November, 1972. California-born musician Mike Stockstill and two friends packed their instruments into the car and headed for Alaska.

The car was a 1942 Dodge truck that had six months earlier been a chicken coop. Mike, a mechanic, and his friends turned it back into a truck.

“It broke down every 300 miles so we had to keep fixing it,” Stockstill recalls. “We were crazy, travelling on the original nylon tires with no heater.” It was -40ºC every day.

In Dawson Creek the local newspaper ran an article about them re-enacting an original Alaska Highway drive. Stockstill laughs. “I still have the article.”

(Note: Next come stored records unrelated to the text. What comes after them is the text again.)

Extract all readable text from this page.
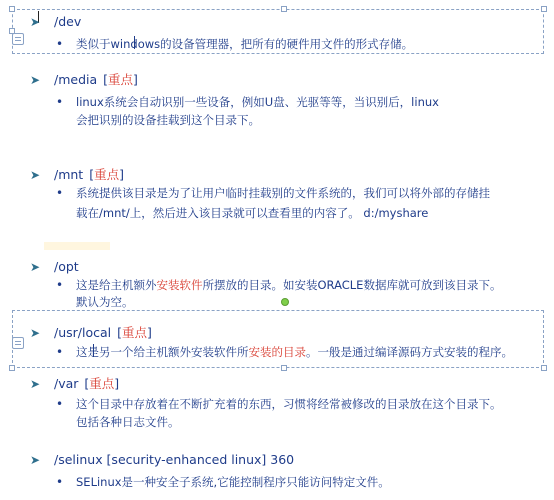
➤ /dev
• 类似于windows的设备管理器，把所有的硬件用文件的形式存储。
➤ /media [重点]
• linux系统会自动识别一些设备，例如U盘、光驱等等，当识别后，linux
会把识别的设备挂载到这个目录下。
➤ /mnt [重点]
• 系统提供该目录是为了让用户临时挂载别的文件系统的，我们可以将外部的存储挂
载在/mnt/上，然后进入该目录就可以查看里的内容了。 d:/myshare
➤ /opt
• 这是给主机额外安装软件所摆放的目录。如安装ORACLE数据库就可放到该目录下。
默认为空。
➤ /usr/local [重点]
• 这是另一个给主机额外安装软件所安装的目录。一般是通过编译源码方式安装的程序。
➤ /var [重点]
• 这个目录中存放着在不断扩充着的东西，习惯将经常被修改的目录放在这个目录下。
包括各种日志文件。
➤ /selinux [security-enhanced linux] 360
• SELinux是一种安全子系统,它能控制程序只能访问特定文件。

Near Pink Mountain the truck went off the road and down an embankment. “People stopped to help, but it was so steep we couldn’t be pulled out. We kept a fire going for three days until a truck hauling a Caterpillar with a winch came by.”

In Whitehorse they found an empty cabin with no roof. “We made a makeshift roof and lived in that, dirt floor and all, over the winter.”

Finances were low and food was scarce, prompting one of Stockstill’s friends to try his hand at hunting. When he shot down a seagull, it brought the game warden, Jo Lutchin, to their front door.

“Jo saw our instruments and we played together a little. He let us off with a warning about the seagull. That’s how we met.”

That spring they learned they were squatting on Whitehorse Copper property. Their house was bulldozed. They found a new place during Sourdough Rendezvous, built a green cabin and were squatters again. Until the authorities burned down their second home.

“We’d been here eight months and our cabin was bulldozed and burnt down. It was pretty tough.”

The next spring the RCMP sent the troupe to Skagway with a mission: sort out their immigration.

“Skagway was closed when we arrived and the ferry only ran once a week then, but I applied, proved I had $3,000 to look after myself for a year, got my papers and returned as landed immigrants. That was 1974.

“Just before I came to Canada I got my aircraft mechanic license and it got me in easily. There was no licensed mechanic up here and I didn’t want to move to Toronto or Vancouver.”

Stockstill has lived here continuously since. “I didn’t go anywhere for the first six years because we had no money.” The trio jobbed around until they ended up at Clinton Creek.

“I’d never worked at a mine before and I thought these rough miners would kill us hippies. Well, we got there and they were all hippies.”

In 1978, Air North hired Stockstill where he met flight attendant Juanita Barr, sister of Kevin Barr, local musician and former member of the legislature. “Juanita was a singer in our first band,” says Stockstill. “We used to play the KK (The Kopper King tavern).”

Since then, Stockstill has been in numerous bands and recently released a CD. And he’s applied four or five times for citizenship. “Each time they’d want some detailed family information that even my family can’t remember.” If it took over a year for an answer, he had to reapply.

In 2016, he finally received an invitation to be sworn in – 10 days too late for the ceremony.

“This year I wrote a letter explaining the situation and asking if I could be sworn in. After all, I’d like to be a Canadian before I die.”

So this Canada Day, 45 years after driving that bumpy road north, Mike Stockstill became one of our newest citizens.